Marcos Lisboa | Gastamos muito, mas gastamos mal no Brasil

1

O debate econômico usualmente contrapesos desenvolvimentistas, que defendem maior participação do Estado, e liberais, que criticam o tamanho excessivo do setor público e suas intervenções fracassadas.

Por um lado, o Estado tem o papel de garantir as oportunidades de promoção e promover o bem comum. Por outro lado, como tentativas de governo estimular o desenvolvimento, por meio de estatutos ou de subsídios ao setor privado, foram induzidos na última das últimas medidas.

Esse debate, no entanto, ignora um aspecto essencial: uma ineficiência do setor público no Brasil.
O governo gasta mais do que outros países emergentes, mas os resultados decepcionam. Apesar de despesa com educação aumentada de 3,9% do PIB em 2000 para 6,2% em 2015, continuamos com baixos indicadores de aprendizado no ensino médio.

Algo semelhante ocorreu com o percentual de pessoas abaixo da linha de pobreza, que caiu menos do que a maioria dos salários com índices semelhantes em 1995.

Não é por falta de dinheiro.

A carga tributária passou de 24% do PIB em 1991 para 33% em 2018, tornando-se uma das maiores entre os emergentes. A despeito disso, temos uma maior vida pública , resultado do crescimento expressivo da despesa.

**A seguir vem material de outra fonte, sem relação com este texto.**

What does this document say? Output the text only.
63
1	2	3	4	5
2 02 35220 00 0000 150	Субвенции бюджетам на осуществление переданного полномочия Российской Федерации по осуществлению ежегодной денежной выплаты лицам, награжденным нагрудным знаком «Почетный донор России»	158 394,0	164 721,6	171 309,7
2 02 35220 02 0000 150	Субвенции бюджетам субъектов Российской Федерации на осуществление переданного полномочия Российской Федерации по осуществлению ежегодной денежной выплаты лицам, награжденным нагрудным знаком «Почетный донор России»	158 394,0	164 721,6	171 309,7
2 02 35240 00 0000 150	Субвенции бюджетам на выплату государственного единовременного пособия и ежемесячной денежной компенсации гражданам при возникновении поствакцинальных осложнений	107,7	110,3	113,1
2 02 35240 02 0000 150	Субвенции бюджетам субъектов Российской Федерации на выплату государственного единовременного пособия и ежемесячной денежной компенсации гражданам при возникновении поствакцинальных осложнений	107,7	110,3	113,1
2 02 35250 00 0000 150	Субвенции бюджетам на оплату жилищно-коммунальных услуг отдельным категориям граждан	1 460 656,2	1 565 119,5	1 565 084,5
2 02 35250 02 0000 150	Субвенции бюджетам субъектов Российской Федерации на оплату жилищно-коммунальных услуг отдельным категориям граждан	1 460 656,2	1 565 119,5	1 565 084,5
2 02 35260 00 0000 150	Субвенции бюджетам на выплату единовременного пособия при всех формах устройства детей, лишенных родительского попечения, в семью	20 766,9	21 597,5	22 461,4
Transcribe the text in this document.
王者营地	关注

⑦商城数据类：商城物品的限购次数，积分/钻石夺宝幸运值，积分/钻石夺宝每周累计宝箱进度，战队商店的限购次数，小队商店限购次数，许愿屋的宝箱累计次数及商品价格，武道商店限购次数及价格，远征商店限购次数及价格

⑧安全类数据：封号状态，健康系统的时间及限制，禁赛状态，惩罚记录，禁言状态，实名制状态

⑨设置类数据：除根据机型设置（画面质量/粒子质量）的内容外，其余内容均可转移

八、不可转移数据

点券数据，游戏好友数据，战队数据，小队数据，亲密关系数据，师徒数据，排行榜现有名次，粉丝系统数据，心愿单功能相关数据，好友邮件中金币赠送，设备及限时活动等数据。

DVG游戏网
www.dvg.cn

No caso dos estados, essa expansão contínua é registrada, principalmente, pelos benefícios por tempo de serviço e aposentadorias precoces, que inflam a folha de pagamentos.

A sua despesa com pessoal subiu 50% da receita corrente líquida em 2008 para 63% em 2017 , com Salários em média 31% maiores que recebem pessoas com formação semelhante no setor privado, sem contar com a aposentadoria mais benevolente.

A reforma da Previdência • permitido que os estados elevem o tempo mínimo de serviço e a alocação de contribuição dos servidores.

Dos 26 estados, por, 23 cartazes aumentaram o tempo de atividade dos militares, alguns fizeram mudanças de temperatura, outros nada aprovaram depois da reforma. Entre eles està £ o Minas Gerais , que atrasa o pagamento de salários, e o Rio de Janeiro, que nà £ o tem recursos para cuidar da saúde e proteger o plano de recuperação acordado com a União em troca da suspensão do pagamento de dívidas.

Governadores com dificuldade de pagar suas obrigações concedidas recentemente reajustam os salários. Tribunais de justiça se valem de auxÃlios e indenizações para garantir contracheques bem acima do teto constitucional.

Nesta crise , em que lucros desabam e Trabalhadores perdidos no emprego , o Supremo determinou que os salários dos servidores não podem ser reduzidos .

O tema não deve ser mais ou menos Estado, mas sim para o governo, que custa muito para a cidadania, falha tanto para servir a sociedade.